So, last week's lecture was on Corporate Strategy. What I learnt during this lesson is that for a company to succeed better in their business, they need to build shareholder value. The goal is to achieve synergy. Entry into a new business can take any three forms: acquisition, internal startup or joint venture. Apart from that, there are two fundamental approaches to diversification-into related businesses and into unrelated businesses.

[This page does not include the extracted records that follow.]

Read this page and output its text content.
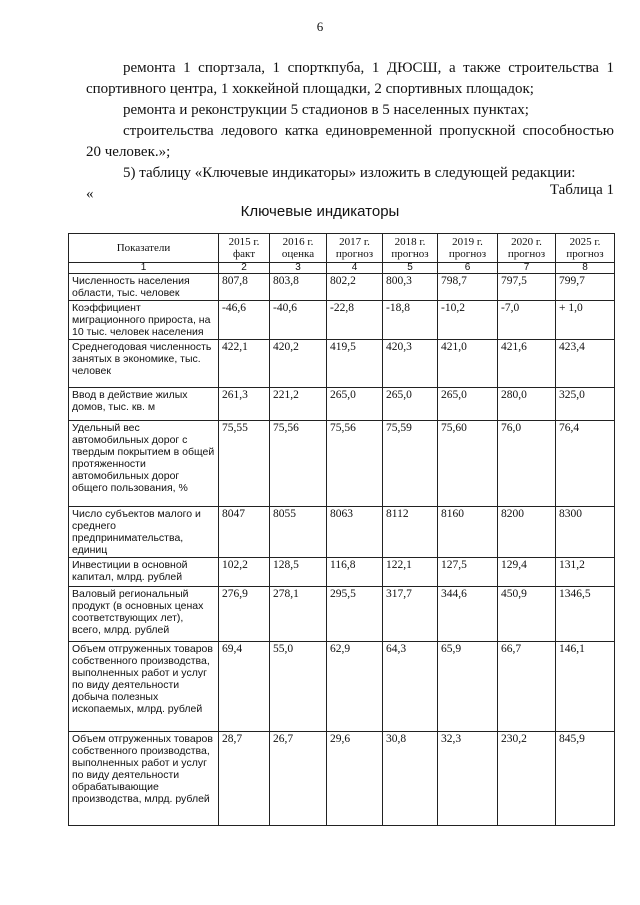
6

ремонта 1 спортзала, 1 спорткпуба, 1 ДЮСШ, а также строительства 1 спортивного центра, 1 хоккейной площадки, 2 спортивных площадок;

ремонта и реконструкции 5 стадионов в 5 населенных пунктах;

строительства ледового катка единовременной пропускной способностью 20 человек.»;

5) таблицу «Ключевые индикаторы» изложить в следующей редакции:

«	Таблица 1
Ключевые индикаторы
Показатели	2015 г. факт	2016 г. оценка	2017 г. прогноз	2018 г. прогноз	2019 г. прогноз	2020 г. прогноз	2025 г. прогноз
1	2	3	4	5	6	7	8
Численность населения области, тыс. человек	807,8	803,8	802,2	800,3	798,7	797,5	799,7
Коэффициент миграционного прироста, на 10 тыс. человек населения	-46,6	-40,6	-22,8	-18,8	-10,2	-7,0	+ 1,0
Среднегодовая численность занятых в экономике, тыс. человек	422,1	420,2	419,5	420,3	421,0	421,6	423,4
Ввод в действие жилых домов, тыс. кв. м	261,3	221,2	265,0	265,0	265,0	280,0	325,0
Удельный вес автомобильных дорог с твердым покрытием в общей протяженности автомобильных дорог общего пользования, %	75,55	75,56	75,56	75,59	75,60	76,0	76,4
Число субъектов малого и среднего предпринимательства, единиц	8047	8055	8063	8112	8160	8200	8300
Инвестиции в основной капитал, млрд. рублей	102,2	128,5	116,8	122,1	127,5	129,4	131,2
Валовый региональный продукт (в основных ценах соответствующих лет), всего, млрд. рублей	276,9	278,1	295,5	317,7	344,6	450,9	1346,5
Объем отгруженных товаров собственного производства, выполненных работ и услуг по виду деятельности добыча полезных ископаемых, млрд. рублей	69,4	55,0	62,9	64,3	65,9	66,7	146,1
Объем отгруженных товаров собственного производства, выполненных работ и услуг по виду деятельности обрабатывающие производства, млрд. рублей	28,7	26,7	29,6	30,8	32,3	230,2	845,9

In addition to that, we also learned on how to analyse how good a company's diversification strategy. There are six steps to analyse this. Firstly, evaluate the long term attractiveness of the industries into which the firm has diversified. Secondly, evaluate the relative competitive strength of each of the company's business units. Thirdly, check for cross-business strategic fit. Fourthly, check whether the firm's resources fit the resource requirements of its present business lineup. Fifth is ranking the performance prospects of the businesses from best to worst, and determine what the corporate parent's priority should be in allocating resources to its various businesses. Last but not least, crafting new strategic moves to improve overall corporate performance.

On the other hand, during the tutorial lesson, we discussed about the Piping hotdogs case. We focused franchising and doing business internationally. As usual, we shares our ideas in the discussion.

All in all, we had a good discussion in the class. However, Mdm Huda gave me a remark that I'm a little bit quiet in the class last week. Therefore, I should be more active and participate in the class discussion giving ideas on how to solve the case.